Ever since my daughter planted cover crops in the fall of 2016, I’ve been fascinated by winter rye. How tall and glorious it grows. The subtle colors of its ears. The Catcher in the Rye, and the delicious homophone with wry.
Although it’s almost February, I finally ordered the seeds, and this morning went out to plant.
First, I had some clearing out to do:
The dead tomato plants still tied to their stakes, some Swiss chard, kale from two years ago, and a canticle of Canterbury Bells.
Next came the raking. The instructions said flat. I said flat-ish. Then it was time to broadcast the seeds. I wasn’t prepared for how wonderful it felt to stick my hand inside a one-pound bag of grain, and then strew the seeds over the ground. Liberally. The last step was to rake them in. Whatever. I hurried, certain that at any moment a flock of birds would descend to dine on my crop.

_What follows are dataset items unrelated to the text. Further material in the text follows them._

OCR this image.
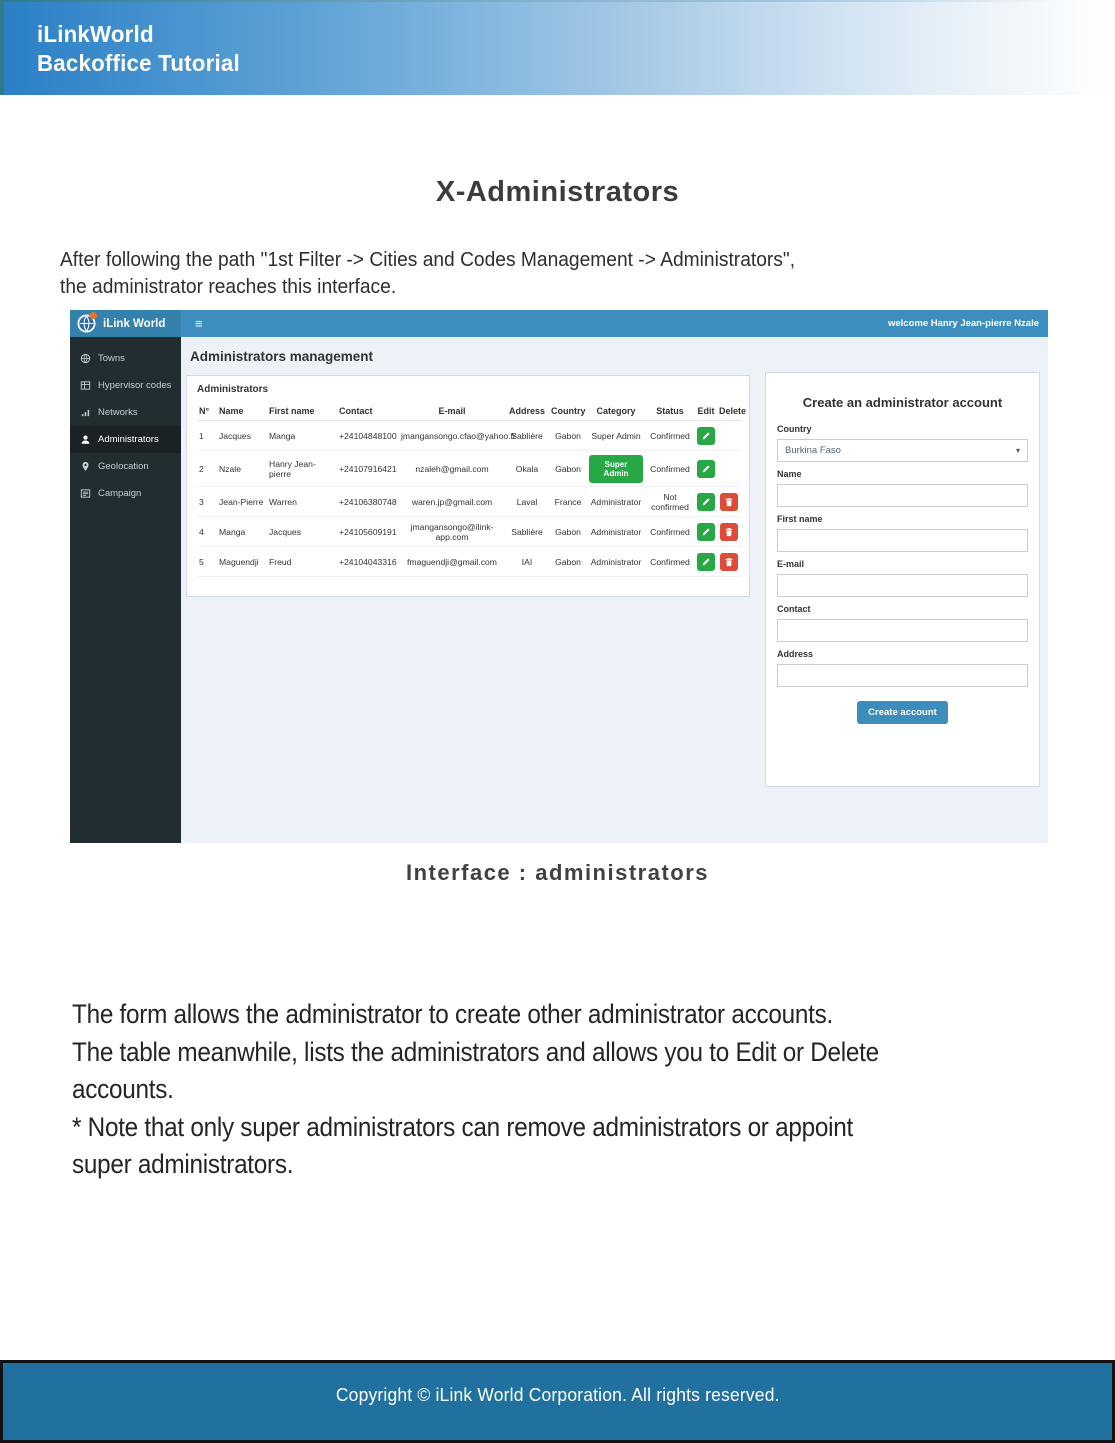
iLinkWorld
Backoffice Tutorial
X-Administrators
After following the path "1st Filter -> Cities and Codes Management -> Administrators",
the administrator reaches this interface.
iLink World	≡	welcome Hanry Jean-pierre Nzale
Towns
Hypervisor codes
Networks
Administrators
Geolocation
Campaign
Administrators management
Administrators
N°	Name	First name	Contact	E-mail	Address	Country	Category	Status	Edit	Delete
1	Jacques	Manga	+24104848100	jmangansongo.cfao@yahoo.fr	Sablière	Gabon	Super Admin	Confirmed	

2	Nzale	Hanry Jean-pierre	+24107916421	nzaleh@gmail.com	Okala	Gabon	Super Admin	Confirmed	

3	Jean-Pierre	Warren	+24106380748	waren.jp@gmail.com	Laval	France	Administrator	Not confirmed	

4	Manga	Jacques	+24105609191	jmangansongo@ilink-app.com	Sablière	Gabon	Administrator	Confirmed	

5	Maguendji	Freud	+24104043316	fmaguendji@gmail.com	IAI	Gabon	Administrator	Confirmed	

Create an administrator account
Country
Burkina Faso	▾
Name
First name
E-mail
Contact
Address
Create account
Interface : administrators
The form allows the administrator to create other administrator accounts.
The table meanwhile, lists the administrators and allows you to Edit or Delete accounts.
* Note that only super administrators can remove administrators or appoint
super administrators.
Copyright © iLink World Corporation. All rights reserved.
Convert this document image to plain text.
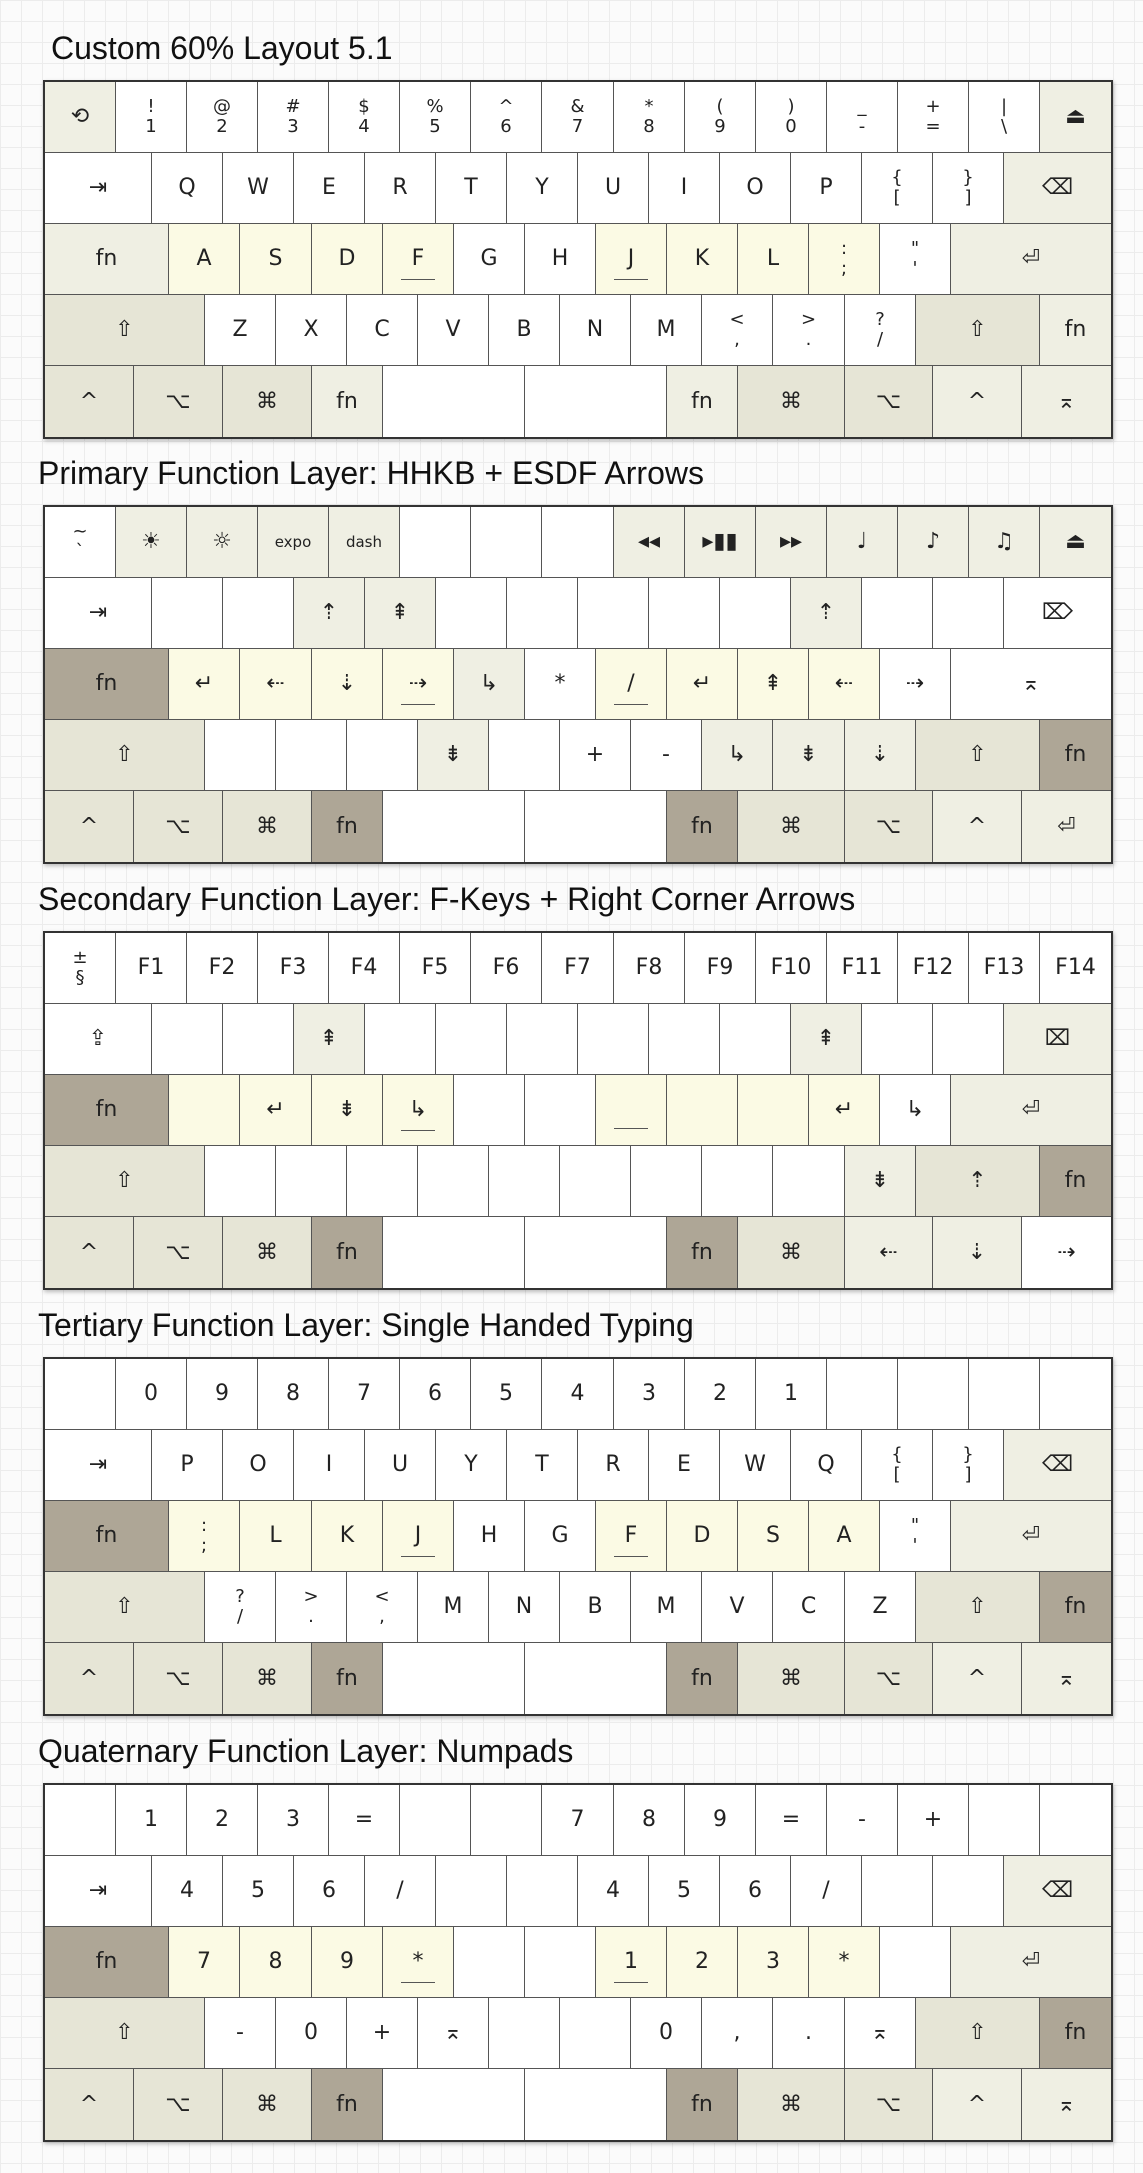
Custom 60% Layout 5.1
⟲	!
1
@
2
#
3
$
4
%
5
^
6
&
7
*
8
(
9
)
0
_
-
+
=
|
\	⏏
⇥	Q W E	R	T	Y	U	I	O	P	{
[
}
]	⌫
fn	A	S	D	F	G H	J	K	L	:
;
"
'	⏎
⇧	Z	X	C	V	B	N M	<
,
>
.
?
/	⇧	fn
^	⌥	⌘	fn	fn	⌘	⌥	^	⌅
Primary Function Layer: HHKB + ESDF Arrows
~
`	☀ ☼	expo dash	◂◂ ▸▮▮ ▸▸ ♩	♪ ♫ ⏏
⇥	⇡ ⇞	⇡	⌦
fn	↵ ⇠ ⇣ ⇢ ↳	*	/	↵ ⇞ ⇠ ⇢	⌅
⇧	⇟	+	-	↳ ⇟ ⇣	⇧	fn
^	⌥	⌘	fn	fn	⌘	⌥	^	⏎
Secondary Function Layer: F-Keys + Right Corner Arrows
±
§ F1 F2 F3 F4 F5 F6 F7 F8 F9 F10 F11 F12 F13 F14
⇪	⇞	⇞	⌧
fn	↵ ⇟ ↳	↵ ↳	⏎
⇧	⇟	⇡	fn
^	⌥	⌘	fn	fn	⌘	⇠	⇣	⇢
Tertiary Function Layer: Single Handed Typing
0	9	8	7	6	5	4	3	2	1
⇥	P	O	I	U	Y	T	R	E W Q	{
[
}
]	⌫
fn	:
;	L	K	J	H G	F	D	S	A	"
'	⏎
⇧	?
/
>
.
<
,	M N	B M V	C	Z	⇧	fn
^	⌥	⌘	fn	fn	⌘	⌥	^	⌅
Quaternary Function Layer: Numpads
1	2	3 =	7	8	9 =	-	+
⇥	4	5	6	/	4	5	6	/	⌫
fn	7	8	9	*	1	2	3	*	⏎
⇧	-	0 + ⌅	0	,	.	⌅	⇧	fn
^	⌥	⌘	fn	fn	⌘	⌥	^	⌅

Here’s the final picture. Honestly, not nearly as interesting as the first.
And while I’m out in the dirt, I have time to think about writing, think about how messiness gives the eye and the mind nooks and crannies to explore. How it feels to dig in and turn over, to break the blockages apart, to weed through the words. How the rake finds new roots and clumps get rid of. Sometimes I get an idea for a poem.
This morning, I thought about how I’ve been working on a poem that complains about those people who say home-baked bread can’t be “from scratch” if you don’t grow your own wheat–and here I was planting rye! And I thought about how it’s better to experiment–and risk failure–in a poem, just as this rye patch may fail. This might be the shortest diary ever. We’ll see.
For now, all the magic is yet to happen, if it isn’t devoured by a thousand house sparrows first.
How do you let your mind loose? How do you experiment? How do you fail?